Daniel Flower Dot Com Banner

Literature Review

The key paper central to this project was "Neural Network Vision for Robot Driving" by Dean A. Pomerleau [1]. In this paper, the ALVINN (Autonomous Land Vehicle In a Neural Network) is described. ALVINN controlled the steering of a modified van while driving on public roads by analysing the image of the road ahead captured by a camera mounted at the front of the vehicle. The image was resampled to the small size of only 30 x 32 pixels, and each of the pixel values were input into a neural network. The neural network had only one hidden layer with four nodes, and the output layer had 30 nodes. Each of the output nodes was a linear representation of the steering amount, from hard left to hard right. When the input was received from the camera, the pixels were put into the neural network and the values propagated down the network into the output layer. The direction to steer was determined by finding the node with the highest output value, and using the values of the surrounding nodes to "fine-tune" the steering value.

Using this technique, the neural network could successfully navigate the vehicle along the road after only around five minutes of training. It is worth keeping in mind that images from the real world were used, which are always noisy and always changing. Trying to "hand code" an algorithm to perform the same task would be supremely difficult, and the fact that the very simple neural network was able to learn so quickly showed that neural networks may have a very important role to play in visual perception systems.

Subsequent papers using the ALVINN system include "Vision Guided Lane Transition" [3] which examines the issues involved in allowing an autonomous vehicle to change lanes while "DAMN: A Distributed Architecture for Mobile Navigation" [4] looked at integrating perception driven navigation with higher-level goals.

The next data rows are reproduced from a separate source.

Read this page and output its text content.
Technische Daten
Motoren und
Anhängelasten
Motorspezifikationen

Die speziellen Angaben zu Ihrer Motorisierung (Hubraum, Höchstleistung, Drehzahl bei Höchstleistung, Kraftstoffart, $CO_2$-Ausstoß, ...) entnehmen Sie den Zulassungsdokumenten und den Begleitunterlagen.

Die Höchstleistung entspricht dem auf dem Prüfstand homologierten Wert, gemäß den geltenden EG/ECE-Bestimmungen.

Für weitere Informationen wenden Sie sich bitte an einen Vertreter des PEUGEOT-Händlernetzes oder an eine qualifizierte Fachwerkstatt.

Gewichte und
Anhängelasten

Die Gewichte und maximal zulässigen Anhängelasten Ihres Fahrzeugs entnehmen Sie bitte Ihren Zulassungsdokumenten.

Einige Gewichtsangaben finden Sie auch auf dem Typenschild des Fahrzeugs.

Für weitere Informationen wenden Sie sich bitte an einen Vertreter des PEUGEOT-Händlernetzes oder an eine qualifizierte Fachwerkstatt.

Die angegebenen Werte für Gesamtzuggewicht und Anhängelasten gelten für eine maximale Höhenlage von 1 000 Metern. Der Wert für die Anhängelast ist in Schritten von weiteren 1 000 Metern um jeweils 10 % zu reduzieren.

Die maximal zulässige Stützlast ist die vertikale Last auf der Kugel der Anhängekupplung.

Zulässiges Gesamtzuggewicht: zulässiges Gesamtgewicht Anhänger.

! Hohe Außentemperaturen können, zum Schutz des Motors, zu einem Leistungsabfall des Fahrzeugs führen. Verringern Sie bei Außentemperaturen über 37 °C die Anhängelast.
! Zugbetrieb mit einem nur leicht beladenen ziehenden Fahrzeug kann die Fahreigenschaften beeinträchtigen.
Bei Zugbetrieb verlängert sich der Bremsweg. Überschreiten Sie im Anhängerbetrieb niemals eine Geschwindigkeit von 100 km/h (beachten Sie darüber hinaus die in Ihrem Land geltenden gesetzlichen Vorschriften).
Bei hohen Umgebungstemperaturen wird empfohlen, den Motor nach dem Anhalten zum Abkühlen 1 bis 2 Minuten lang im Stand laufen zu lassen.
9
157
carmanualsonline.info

The only other related research found was entitled "AI Driven Vehicle" [5], which is from a university project. In this is a vehicle needs to steer its way around a world that has obstacles in various positions. At each time step, the world was partitioned into three areas: the area to the left and in front of the vehicle, the area directly in front of the vehicle, and the area to the right and in front of the vehicle, with everywhere else ignored. The distances to the closest obstacle in each partition was used as inputs into the neural network, which would use this information to avoid the obstacles. This was therefore only simulating robot vision, and was a huge simplification of vision guided navigation, however it did manage to avoid the obstacles with only a few neurons.